Actually the address ends up being the egress point of my firewall for all
smtp traffic. So Ironport, Exchange, SQLmail, whatever. If it is using
port 25 it is coming out that ip on my firewall.
I appreciate the lecture and education. The lecture wasn't painful and the
education was priceless.
----- Original Message -----
From: "Ben Scott" <[email protected]>
To: "NT System Admin Issues" <[email protected]>
Sent: Thursday, September 17, 2009 1:27 PM
Subject: Re: Is this a good SMTP transaction?
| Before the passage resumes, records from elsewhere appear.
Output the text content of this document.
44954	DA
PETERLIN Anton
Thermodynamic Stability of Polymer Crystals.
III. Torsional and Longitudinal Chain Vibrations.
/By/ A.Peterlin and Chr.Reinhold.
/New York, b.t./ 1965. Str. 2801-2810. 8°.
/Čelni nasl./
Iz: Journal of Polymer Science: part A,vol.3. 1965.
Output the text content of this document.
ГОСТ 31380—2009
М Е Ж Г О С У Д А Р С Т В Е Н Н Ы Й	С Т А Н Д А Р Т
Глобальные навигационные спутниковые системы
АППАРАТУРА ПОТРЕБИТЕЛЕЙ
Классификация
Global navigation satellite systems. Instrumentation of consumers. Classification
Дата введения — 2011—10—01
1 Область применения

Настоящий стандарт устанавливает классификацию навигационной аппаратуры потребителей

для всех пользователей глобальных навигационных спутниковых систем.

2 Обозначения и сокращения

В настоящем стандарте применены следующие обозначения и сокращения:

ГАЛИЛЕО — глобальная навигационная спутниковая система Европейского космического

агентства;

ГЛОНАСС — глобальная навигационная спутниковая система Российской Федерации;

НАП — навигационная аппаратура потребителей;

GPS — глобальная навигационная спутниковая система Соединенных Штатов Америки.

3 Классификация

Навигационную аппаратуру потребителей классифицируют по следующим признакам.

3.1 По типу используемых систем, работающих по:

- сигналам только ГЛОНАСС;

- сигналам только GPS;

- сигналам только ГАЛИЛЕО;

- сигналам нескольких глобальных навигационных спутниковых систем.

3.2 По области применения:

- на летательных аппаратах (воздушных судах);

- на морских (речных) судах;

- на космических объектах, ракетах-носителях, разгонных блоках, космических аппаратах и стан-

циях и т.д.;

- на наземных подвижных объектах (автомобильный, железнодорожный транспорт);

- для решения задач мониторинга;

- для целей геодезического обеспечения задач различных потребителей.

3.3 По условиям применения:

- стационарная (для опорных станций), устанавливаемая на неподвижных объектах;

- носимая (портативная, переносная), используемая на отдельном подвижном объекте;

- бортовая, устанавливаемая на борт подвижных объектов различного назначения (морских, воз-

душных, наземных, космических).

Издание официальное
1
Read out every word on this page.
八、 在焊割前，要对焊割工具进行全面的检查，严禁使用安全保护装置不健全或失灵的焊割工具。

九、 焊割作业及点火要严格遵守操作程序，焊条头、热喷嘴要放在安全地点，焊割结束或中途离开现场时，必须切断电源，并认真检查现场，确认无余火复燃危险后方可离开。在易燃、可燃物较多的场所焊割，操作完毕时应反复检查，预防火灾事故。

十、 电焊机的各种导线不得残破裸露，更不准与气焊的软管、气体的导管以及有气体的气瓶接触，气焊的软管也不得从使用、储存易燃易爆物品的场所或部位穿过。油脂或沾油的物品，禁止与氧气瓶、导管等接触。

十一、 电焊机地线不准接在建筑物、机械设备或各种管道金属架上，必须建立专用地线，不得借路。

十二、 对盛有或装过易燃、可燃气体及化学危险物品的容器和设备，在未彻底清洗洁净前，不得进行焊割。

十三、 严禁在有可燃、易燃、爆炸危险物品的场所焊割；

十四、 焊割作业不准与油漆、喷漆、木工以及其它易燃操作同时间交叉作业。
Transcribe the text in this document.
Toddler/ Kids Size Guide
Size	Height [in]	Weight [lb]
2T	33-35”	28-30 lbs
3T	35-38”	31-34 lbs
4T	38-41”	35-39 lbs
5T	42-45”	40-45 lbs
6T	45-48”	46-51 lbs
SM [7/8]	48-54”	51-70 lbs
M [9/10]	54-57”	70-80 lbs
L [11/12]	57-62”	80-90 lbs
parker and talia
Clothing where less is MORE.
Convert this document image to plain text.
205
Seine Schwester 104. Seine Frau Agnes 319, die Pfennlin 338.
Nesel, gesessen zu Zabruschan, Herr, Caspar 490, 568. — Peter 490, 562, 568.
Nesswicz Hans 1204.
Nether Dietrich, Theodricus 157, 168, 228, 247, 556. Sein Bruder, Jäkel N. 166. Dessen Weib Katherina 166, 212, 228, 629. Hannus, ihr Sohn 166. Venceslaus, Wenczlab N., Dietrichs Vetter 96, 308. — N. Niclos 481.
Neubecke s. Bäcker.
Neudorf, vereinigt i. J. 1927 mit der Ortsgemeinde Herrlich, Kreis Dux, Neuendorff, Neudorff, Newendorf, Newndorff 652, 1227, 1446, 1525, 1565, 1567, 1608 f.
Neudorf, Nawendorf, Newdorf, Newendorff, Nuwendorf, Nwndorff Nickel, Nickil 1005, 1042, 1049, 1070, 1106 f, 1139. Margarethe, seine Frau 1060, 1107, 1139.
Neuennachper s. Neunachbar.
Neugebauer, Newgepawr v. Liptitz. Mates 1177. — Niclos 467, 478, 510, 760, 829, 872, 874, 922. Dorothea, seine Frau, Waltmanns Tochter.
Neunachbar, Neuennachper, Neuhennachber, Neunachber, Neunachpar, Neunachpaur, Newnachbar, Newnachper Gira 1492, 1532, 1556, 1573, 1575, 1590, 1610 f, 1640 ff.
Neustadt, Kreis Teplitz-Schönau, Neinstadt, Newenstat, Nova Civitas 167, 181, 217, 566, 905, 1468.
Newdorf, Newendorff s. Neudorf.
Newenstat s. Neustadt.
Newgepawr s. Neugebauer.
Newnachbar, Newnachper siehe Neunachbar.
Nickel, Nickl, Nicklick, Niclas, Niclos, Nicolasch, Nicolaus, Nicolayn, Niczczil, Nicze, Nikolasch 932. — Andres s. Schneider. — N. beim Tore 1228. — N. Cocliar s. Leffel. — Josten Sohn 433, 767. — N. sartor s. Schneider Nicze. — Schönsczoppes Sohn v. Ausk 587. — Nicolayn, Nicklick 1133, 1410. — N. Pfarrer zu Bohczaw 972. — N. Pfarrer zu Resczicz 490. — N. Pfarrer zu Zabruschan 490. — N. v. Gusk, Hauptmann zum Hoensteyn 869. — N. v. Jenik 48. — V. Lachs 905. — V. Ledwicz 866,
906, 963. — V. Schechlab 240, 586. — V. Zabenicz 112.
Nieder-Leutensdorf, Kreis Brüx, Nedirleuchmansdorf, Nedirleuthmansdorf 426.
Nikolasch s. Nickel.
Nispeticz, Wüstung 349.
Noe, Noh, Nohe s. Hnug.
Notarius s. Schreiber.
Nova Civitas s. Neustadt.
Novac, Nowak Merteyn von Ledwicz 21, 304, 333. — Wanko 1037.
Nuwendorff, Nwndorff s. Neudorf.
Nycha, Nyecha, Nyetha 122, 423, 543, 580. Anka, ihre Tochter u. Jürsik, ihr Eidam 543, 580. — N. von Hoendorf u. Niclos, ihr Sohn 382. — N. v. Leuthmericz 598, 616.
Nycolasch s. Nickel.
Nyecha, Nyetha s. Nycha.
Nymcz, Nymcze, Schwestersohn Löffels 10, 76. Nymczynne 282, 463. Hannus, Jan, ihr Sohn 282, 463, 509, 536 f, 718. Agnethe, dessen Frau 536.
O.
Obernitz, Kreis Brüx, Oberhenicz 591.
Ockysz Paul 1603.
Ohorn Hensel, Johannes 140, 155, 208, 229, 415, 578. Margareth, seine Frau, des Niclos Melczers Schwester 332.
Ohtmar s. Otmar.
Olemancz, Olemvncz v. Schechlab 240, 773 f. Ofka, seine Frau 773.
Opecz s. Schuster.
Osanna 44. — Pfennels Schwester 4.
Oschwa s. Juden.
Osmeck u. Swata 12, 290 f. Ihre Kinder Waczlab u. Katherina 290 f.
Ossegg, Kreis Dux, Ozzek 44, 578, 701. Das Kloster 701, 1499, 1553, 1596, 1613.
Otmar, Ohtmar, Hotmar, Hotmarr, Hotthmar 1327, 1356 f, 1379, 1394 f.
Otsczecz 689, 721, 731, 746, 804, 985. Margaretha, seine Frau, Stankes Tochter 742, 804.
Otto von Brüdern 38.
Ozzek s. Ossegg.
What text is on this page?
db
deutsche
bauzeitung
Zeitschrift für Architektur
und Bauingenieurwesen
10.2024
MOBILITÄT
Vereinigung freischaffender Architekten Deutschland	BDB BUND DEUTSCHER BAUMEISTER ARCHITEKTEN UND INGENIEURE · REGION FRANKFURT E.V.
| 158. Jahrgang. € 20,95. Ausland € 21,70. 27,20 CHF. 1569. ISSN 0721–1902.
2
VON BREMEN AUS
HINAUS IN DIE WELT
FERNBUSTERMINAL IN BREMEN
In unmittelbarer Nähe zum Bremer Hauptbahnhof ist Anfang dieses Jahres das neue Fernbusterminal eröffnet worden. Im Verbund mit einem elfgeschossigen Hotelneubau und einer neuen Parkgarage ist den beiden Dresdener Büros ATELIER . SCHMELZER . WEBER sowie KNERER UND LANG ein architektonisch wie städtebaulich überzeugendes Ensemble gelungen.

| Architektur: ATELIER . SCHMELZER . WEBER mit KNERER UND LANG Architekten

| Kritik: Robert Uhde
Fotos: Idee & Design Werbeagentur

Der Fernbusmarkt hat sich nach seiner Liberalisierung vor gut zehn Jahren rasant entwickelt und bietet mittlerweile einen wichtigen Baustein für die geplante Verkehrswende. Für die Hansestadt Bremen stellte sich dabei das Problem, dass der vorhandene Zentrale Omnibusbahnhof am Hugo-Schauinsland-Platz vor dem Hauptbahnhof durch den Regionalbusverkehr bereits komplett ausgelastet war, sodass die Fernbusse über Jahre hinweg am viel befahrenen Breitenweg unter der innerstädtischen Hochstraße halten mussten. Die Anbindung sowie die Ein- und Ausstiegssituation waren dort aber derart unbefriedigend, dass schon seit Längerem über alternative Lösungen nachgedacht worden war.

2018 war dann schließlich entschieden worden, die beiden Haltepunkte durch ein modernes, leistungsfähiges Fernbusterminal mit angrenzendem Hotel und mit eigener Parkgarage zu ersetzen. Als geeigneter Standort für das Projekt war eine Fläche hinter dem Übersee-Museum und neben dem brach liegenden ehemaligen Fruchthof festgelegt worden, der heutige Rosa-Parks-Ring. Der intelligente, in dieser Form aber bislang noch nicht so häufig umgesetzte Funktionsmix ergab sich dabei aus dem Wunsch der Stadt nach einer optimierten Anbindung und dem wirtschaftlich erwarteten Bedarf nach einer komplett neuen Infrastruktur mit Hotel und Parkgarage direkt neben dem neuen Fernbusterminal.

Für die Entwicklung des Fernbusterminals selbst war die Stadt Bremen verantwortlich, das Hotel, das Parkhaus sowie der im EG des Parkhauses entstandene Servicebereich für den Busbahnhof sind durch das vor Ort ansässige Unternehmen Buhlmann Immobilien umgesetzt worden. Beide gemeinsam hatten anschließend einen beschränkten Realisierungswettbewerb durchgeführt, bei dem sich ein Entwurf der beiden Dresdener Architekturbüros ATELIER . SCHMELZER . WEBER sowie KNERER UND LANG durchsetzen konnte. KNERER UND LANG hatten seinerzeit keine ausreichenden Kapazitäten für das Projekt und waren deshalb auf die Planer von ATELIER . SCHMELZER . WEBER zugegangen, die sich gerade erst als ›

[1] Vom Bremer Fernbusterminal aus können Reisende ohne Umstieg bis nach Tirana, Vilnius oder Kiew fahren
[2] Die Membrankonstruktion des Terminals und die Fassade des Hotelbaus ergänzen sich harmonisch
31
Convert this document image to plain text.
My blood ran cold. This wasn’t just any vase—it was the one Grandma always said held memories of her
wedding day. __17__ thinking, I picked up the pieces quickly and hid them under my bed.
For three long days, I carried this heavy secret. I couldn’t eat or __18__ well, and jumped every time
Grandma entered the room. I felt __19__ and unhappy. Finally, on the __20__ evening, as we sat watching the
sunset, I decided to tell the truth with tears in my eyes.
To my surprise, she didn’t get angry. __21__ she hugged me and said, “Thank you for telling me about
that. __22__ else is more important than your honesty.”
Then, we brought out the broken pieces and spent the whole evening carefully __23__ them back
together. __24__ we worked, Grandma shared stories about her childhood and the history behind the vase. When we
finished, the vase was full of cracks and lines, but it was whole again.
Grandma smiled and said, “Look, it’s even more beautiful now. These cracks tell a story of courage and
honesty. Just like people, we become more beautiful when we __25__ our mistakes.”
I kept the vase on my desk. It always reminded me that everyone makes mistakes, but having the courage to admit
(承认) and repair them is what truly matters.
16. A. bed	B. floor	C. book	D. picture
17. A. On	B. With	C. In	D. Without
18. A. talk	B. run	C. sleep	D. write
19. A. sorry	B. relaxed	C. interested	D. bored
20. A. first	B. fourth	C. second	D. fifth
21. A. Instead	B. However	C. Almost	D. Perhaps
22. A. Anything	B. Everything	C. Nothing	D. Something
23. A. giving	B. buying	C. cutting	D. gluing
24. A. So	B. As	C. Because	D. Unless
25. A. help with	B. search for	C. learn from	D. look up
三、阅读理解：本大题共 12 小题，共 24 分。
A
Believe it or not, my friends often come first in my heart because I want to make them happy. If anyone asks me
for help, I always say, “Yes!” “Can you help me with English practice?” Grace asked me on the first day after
On Thu, Sep 17, 2009 at 1:15 PM, David W. McSpadden <[email protected]> wrote:
I need the following added then?
...
spf record v=spf1 ip4:206.18.123.221 include:fusemail.net
include:mailanyone.net ~all
If mail coming from the systems you operate (IronPort) will always
originate from IP address 206.18.123.221, that would be correct. If
you have other hosts that might be sending mail directly, add them,
too. (An Exchange server, for example. Maybe your IronPort goes
down, so you reconfigure Exchange to send direct.)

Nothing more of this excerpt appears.